03/04/2003

Greater trans-Atlantic cooperation on law and order

Following the Home Secretary's visit to the US, the government has revealed new measures signalling a greater degree of trans-Atlantic cooperation over criminal justice and national defence.

Earlier today, David Blunkett and the Lord Chancellor Derry Irvine today announced plans to support the development of US-style community courts in Britain.

The New York-based Center for Court Innovation has been invited to help develop plans for pilot community justice centres in England and Wales. These will, according to the government, "ultimately aim to shift the focus of the criminal justice system to engaging more in crime prevention and problem-solving" in the community in addition to bringing perpetrators to justice.

Mr Blunkett said: "By bringing together the relevant agencies, by adopting a more cohesive approach to tackling crime and anti-social behaviour, and by making courts more responsive to the communities they serve, we aim to reduce crime and the fear of crime and increase clear-up rates and public confidence in the criminal justice system."

It is anticipated that community justice centres would act as a focus point for communities and reduce disorder and anti-social behaviour.
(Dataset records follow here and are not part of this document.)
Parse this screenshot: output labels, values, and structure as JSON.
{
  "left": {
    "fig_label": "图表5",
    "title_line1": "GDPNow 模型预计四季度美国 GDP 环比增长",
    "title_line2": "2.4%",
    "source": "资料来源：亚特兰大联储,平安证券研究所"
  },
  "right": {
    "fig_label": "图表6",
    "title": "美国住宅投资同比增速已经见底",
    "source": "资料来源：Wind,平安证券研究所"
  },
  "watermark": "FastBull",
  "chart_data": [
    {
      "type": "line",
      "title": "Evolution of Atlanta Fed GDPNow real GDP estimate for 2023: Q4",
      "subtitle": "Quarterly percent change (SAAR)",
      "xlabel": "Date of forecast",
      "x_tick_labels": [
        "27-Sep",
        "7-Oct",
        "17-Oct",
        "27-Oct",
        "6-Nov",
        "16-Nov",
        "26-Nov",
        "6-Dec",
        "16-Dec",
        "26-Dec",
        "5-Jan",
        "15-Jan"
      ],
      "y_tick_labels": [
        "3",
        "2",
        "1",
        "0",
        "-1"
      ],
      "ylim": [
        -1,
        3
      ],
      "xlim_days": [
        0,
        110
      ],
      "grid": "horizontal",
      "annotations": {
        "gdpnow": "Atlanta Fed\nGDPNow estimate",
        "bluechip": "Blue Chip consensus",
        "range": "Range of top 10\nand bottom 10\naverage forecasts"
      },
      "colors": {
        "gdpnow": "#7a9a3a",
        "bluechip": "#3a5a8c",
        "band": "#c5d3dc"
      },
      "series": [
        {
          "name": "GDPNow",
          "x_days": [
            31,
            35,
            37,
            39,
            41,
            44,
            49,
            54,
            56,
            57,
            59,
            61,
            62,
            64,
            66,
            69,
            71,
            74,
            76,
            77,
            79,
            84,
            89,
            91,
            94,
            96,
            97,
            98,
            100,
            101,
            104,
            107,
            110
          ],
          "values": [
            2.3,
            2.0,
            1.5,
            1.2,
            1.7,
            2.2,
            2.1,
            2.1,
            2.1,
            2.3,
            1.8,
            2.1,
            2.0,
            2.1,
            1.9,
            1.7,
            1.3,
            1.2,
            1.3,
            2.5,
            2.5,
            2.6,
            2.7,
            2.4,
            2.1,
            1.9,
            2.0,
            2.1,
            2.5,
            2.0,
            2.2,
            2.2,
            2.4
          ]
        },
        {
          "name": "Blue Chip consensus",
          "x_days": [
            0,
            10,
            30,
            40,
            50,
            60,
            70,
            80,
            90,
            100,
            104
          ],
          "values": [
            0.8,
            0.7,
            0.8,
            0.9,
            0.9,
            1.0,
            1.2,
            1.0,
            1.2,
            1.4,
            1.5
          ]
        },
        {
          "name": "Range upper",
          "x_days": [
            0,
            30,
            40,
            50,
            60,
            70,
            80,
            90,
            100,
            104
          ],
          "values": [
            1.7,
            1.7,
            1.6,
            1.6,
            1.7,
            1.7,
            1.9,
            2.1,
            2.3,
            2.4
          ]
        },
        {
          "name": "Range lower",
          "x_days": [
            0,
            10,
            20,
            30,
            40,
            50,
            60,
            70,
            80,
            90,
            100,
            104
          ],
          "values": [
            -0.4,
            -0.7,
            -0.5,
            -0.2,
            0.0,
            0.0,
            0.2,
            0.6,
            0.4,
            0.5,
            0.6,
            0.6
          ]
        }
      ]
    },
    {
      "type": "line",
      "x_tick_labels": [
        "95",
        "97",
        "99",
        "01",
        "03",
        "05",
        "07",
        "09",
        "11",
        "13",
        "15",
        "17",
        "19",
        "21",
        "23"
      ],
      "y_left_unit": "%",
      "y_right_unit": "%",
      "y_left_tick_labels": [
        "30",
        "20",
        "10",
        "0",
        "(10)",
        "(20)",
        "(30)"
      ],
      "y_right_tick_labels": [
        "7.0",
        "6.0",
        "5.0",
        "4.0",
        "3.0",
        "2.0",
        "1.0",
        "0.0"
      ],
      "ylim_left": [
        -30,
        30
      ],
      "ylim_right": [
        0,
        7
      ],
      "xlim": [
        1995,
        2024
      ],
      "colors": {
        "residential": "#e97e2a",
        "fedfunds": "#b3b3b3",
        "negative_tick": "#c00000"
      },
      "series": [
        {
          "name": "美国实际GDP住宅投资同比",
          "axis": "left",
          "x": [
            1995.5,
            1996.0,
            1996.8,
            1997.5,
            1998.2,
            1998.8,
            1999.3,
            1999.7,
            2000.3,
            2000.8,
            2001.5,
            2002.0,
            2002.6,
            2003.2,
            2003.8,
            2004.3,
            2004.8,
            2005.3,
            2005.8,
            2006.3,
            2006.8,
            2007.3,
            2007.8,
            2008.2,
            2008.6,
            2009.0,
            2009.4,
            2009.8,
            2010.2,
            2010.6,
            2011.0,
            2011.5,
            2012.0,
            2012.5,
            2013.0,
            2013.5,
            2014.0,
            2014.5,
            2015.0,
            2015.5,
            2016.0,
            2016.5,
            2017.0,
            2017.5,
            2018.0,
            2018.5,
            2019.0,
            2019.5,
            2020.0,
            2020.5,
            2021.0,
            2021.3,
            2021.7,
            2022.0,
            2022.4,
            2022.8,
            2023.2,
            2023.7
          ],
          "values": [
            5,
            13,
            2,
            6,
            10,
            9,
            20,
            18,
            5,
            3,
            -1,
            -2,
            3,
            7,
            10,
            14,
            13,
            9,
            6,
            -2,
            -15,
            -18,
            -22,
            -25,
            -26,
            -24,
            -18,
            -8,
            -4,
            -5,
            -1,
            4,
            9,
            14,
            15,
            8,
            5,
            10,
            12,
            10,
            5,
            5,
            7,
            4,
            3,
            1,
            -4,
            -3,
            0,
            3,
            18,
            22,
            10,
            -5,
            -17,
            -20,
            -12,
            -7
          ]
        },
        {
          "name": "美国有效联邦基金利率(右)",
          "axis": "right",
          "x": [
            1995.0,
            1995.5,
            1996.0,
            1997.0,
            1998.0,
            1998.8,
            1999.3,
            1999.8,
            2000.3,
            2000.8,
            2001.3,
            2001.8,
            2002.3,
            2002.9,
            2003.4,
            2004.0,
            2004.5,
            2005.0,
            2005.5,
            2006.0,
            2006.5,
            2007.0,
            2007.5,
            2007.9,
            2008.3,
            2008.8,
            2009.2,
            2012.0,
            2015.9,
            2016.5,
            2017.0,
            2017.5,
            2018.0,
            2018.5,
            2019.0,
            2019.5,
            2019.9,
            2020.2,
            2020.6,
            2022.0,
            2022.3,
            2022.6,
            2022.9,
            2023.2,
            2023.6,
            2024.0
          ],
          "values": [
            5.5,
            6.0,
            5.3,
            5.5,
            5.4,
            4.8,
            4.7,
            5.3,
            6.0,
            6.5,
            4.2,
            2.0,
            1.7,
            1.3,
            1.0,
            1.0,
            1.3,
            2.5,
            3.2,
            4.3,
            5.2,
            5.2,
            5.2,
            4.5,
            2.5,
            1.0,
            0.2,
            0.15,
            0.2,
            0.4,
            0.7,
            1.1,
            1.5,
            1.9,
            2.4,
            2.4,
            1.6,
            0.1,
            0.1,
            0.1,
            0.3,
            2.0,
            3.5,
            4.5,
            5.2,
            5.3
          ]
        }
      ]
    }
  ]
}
Also today, came the announcement that a new extradition treaty and an agreement on sharing criminals’ confiscated assets has agreed.

The treaty is designed to bring Anglo-US procedures more in line with extradition arrangements to European countries by removing the need for prima facie evidence but still requiring a detailed statement of the facts of the case to be provided. It makes any crime carrying a penalty of at least 12 months imprisonment in both states extraditable.

The new treaty also maintains the present position that political motivation cannot be used to block extradition in the case of terrorist or other violent crimes.

The Home Secretary also signed a memorandum of understanding with John Walters, the Director of the US Office of National Drugs Control Policy today. The agreement will lead to increased information sharing and co-operation in research and development and will allow up to $10 million to be spent on joint projects.

These will primarily explore new drugs detection and surveillance technologies such as the use of lasers to "sniff out" drugs with greater sensitivity.